# Iver Johnson 1937 “Streamline”



## Jon Olson (Dec 18, 2022)

I’m starting to put together my first Iver Johnson and I’m really liking it. I’ve had it in a box of parts that I bought from a father of one of my ex-students for $50.00 twenty years or so ago? The rear fender and its “hanger” bracket and spacer were my first challenge. The bottom bracket parts were a puzzle, thank you CABE for “ search the CABE”. I think the Iver badge is one of my favorites, with the red celluloid backing three screws mounting. The “natural grain” painted rims will be a chore to remove the added human silver paint mistake! For now I’m just putting it together to feel the “ride”.


----------



## 1817cent (Dec 18, 2022)

Looks like a great project..


----------



## Freqman1 (Dec 18, 2022)

Ivers are great bikes.
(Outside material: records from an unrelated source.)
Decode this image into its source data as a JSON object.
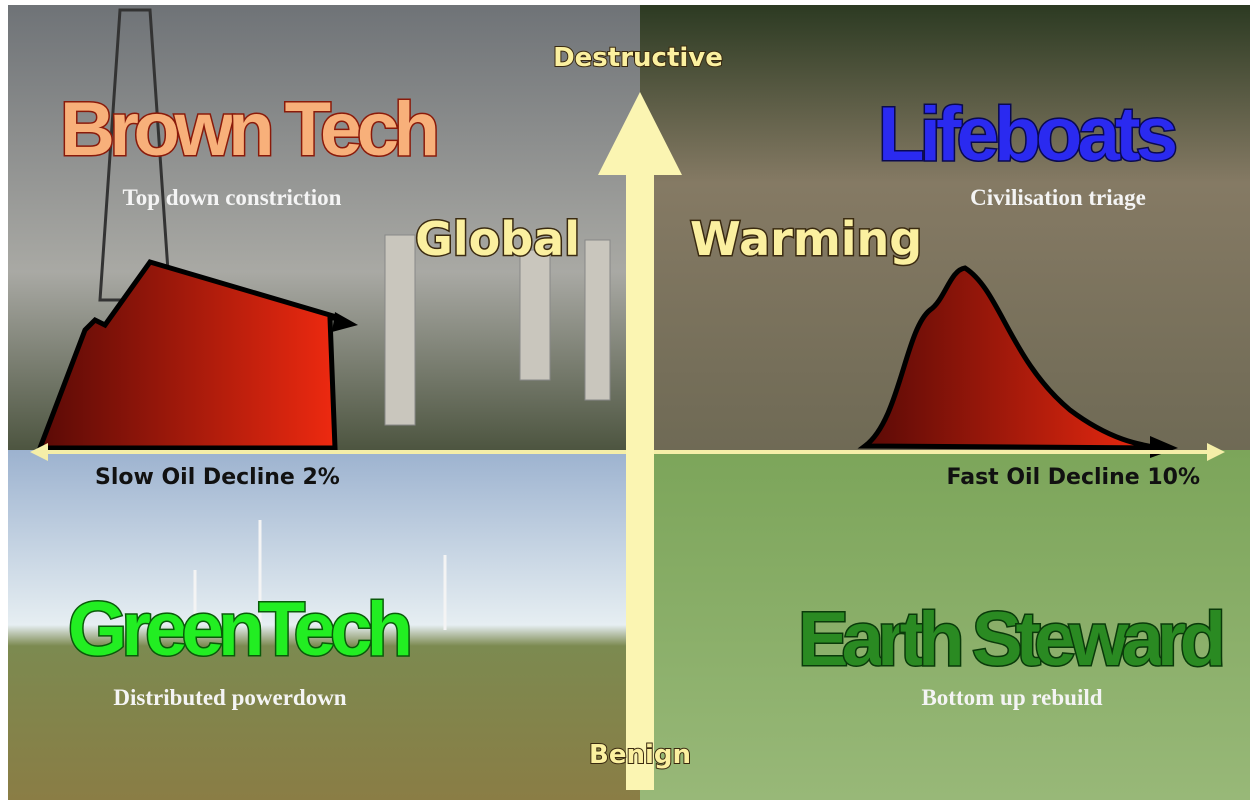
{
  "axes": {
    "top": "Destructive",
    "bottom": "Benign",
    "left": "Slow Oil Decline 2%",
    "right": "Fast Oil Decline 10%"
  },
  "center": {
    "left": "Global",
    "right": "Warming"
  },
  "quadrants": [
    {
      "title": "Brown Tech",
      "subtitle": "Top down constriction"
    },
    {
      "title": "Lifeboats",
      "subtitle": "Civilisation triage"
    },
    {
      "title": "GreenTech",
      "subtitle": "Distributed powerdown"
    },
    {
      "title": "Earth Steward",
      "subtitle": "Bottom up rebuild"
    }
  ]
}
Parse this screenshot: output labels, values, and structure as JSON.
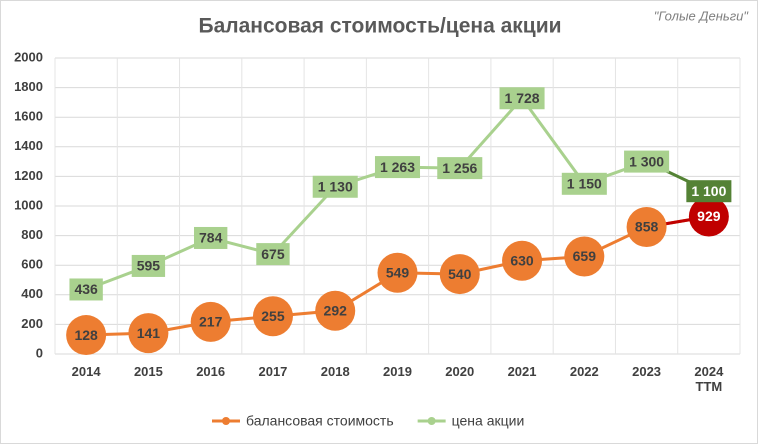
{
  "chart_data": {
    "type": "line",
    "title": "Балансовая стоимость/цена акции",
    "annotation": "\"Голые Деньги\"",
    "categories": [
      "2014",
      "2015",
      "2016",
      "2017",
      "2018",
      "2019",
      "2020",
      "2021",
      "2022",
      "2023",
      "2024\nTTM"
    ],
    "series": [
      {
        "name": "балансовая стоимость",
        "color": "#ED7D31",
        "highlight_color": "#C00000",
        "values": [
          128,
          141,
          217,
          255,
          292,
          549,
          540,
          630,
          659,
          858,
          929
        ]
      },
      {
        "name": "цена акции",
        "color": "#A9D18E",
        "highlight_color": "#548235",
        "values": [
          436,
          595,
          784,
          675,
          1130,
          1263,
          1256,
          1728,
          1150,
          1300,
          1100
        ],
        "value_labels": [
          "436",
          "595",
          "784",
          "675",
          "1 130",
          "1 263",
          "1 256",
          "1 728",
          "1 150",
          "1 300",
          "1 100"
        ]
      }
    ],
    "ylim": [
      0,
      2000
    ],
    "yticks": [
      0,
      200,
      400,
      600,
      800,
      1000,
      1200,
      1400,
      1600,
      1800,
      2000
    ],
    "grid": true,
    "legend": "bottom"
  }
}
Very high grade machines with a lot of proprietary parts which can make restoring these challenging if you’re missing a lot of parts.


----------



## Jon Olson (Dec 18, 2022)

The badge came off the primed frame easily so I’m sure it must have been off the bike. I just cleaned it lightly and I’m leaving the celluloid backing alone for now. I had a Iver Johnson wrench in my collection that I’m pairing with the bike.


----------



## Jon Olson (Dec 21, 2022)

First ride on my 1937 Iver Johnson on a cold December day. Everything went smoothly. These bikes are well built.





















Still need the correct front fork parts and paint/chrome.


----------